4.2 Central hemodynamics
We found similar brachial and central BP between groups but lower cPP and a tendency to decreased pPP in the individuals living with HIV) group compared to the HIV(-) group. The lower central and brachial PP may be caused by a combination of a slightly reduced cSBP and pSBP and higher pDBP. A slight decrease in cSBP, despite greater PWV, could be explained by peripheral vasodilation (small and medium-sized arteries), possibly due to the vasodilating effect of prostaglandins [57, 58] and inflammatory cytokines (i.e., interleukin 1beta) [59], through NO-independent mechanisms [60]. The vasodilation effect on peripheral reflection sites (e.g., arterial bifurcations) might cause a decreased reflection of the backward wave and a reduced contribution to cSBP [61]. Maloberti et al. [17] reported similar cPP between controls and individuals living with HIV receiving ART or naïve to it, except for those with chronic kidney disease; however, their cPP subgroup comparison was relatively small Likewise, Vlachopoulos et al. [41] reported similar cPP and cfPWV; however, they did observe a reduced cSBP in treatment-naïve HIV(+) compared to uninfected individuals.
4.3 Lipid metabolism
Abnormal lipid metabolism after HIV infection is common and can be caused by the HIV infection itself, chronic inflammation, and ART (i.e., PI) [62, 63], which could lead to the development of metabolic syndrome (MetS). MetS is more prevalent in people living with HIV compared to non-infected, and further aggravated after ART [64]. Maloberti et al. [64] reported a higher prevalence of MetS in individuals with HIV receiving ART (19.4%) and treatment-naïve HIV individuals (13.8%) compared to controls (4.5%). In our study, we found a tendency for lower TC, significantly lower HDL-c, and similar TG levels in treatment-naïve HIV compared to uninfected controls. The majority of the individuals living with HIV in our study presented HDL-c <1.04 mmol/L (78.2% vs. 21.8%) and TC <5.2 mmol/L (60.8% vs. 39.2%) compared to the HIV(-) group, respectively[6]. Arterial stiffness has been associated with dyslipidaemia [65] , in particular, hypertriglyceridemia and HDL-c play an essential role in the development of CVD. HDL-c provides atherogenic protection, prevents vascular inflammation [66] and oxidative stress [67]; thus, preserving endothelial function [68, 69].
Previous findings of the effect of HIV on arterial stiffness have not been consistent. This can be due to several causes, including a pooled comparison of individuals receiving and not receiving ART and different methodologies to assess arterial stiffness such as brachial-ankle PWV [70] and one-point PWV [71]. By exploring treatment-naïve individuals living with HIV, this study allowed us to exclude the potential negative effect of ART on the arterial system and evaluate the impact of HIV infection and traditional risk factors.

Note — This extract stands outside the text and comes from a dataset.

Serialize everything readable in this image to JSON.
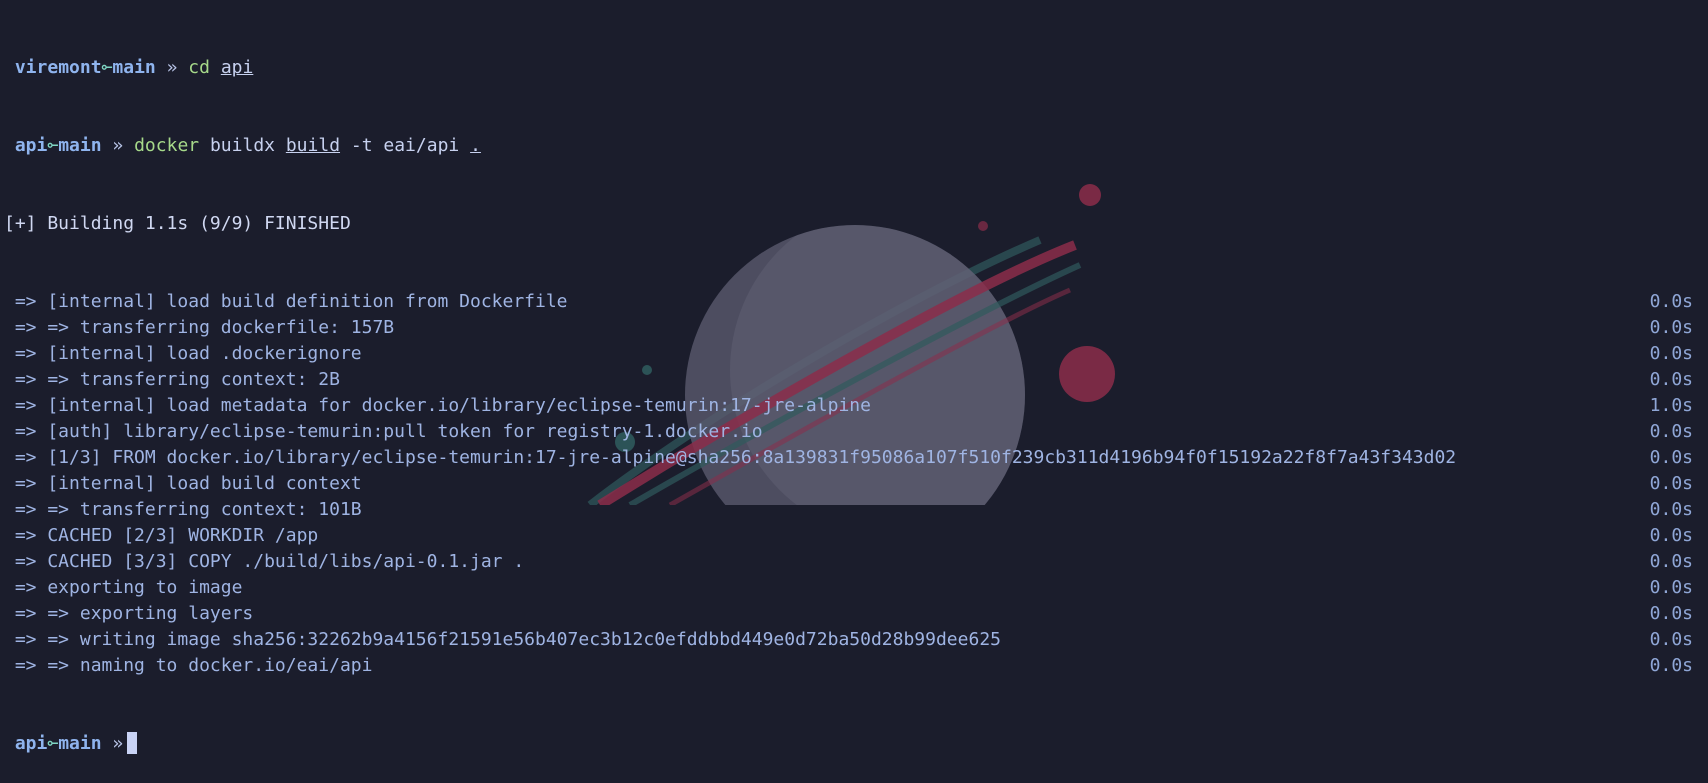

Our study has some limitations. Due to its cross-sectional design, we were unable to establish a causal relationship. The smoking history was statistically adjusted and we were not able to assess the presence of MetS due to the absence of basal waist measurements. In addition, factors such as unemployment, education, and socioeconomic status have been associated with arterial health, and where not measured in our study participants. Future studies should evaluate the behaviour of biomarkers of inflammation or vascular disease in response to different ART combinations to better understand their effects on the vasculature.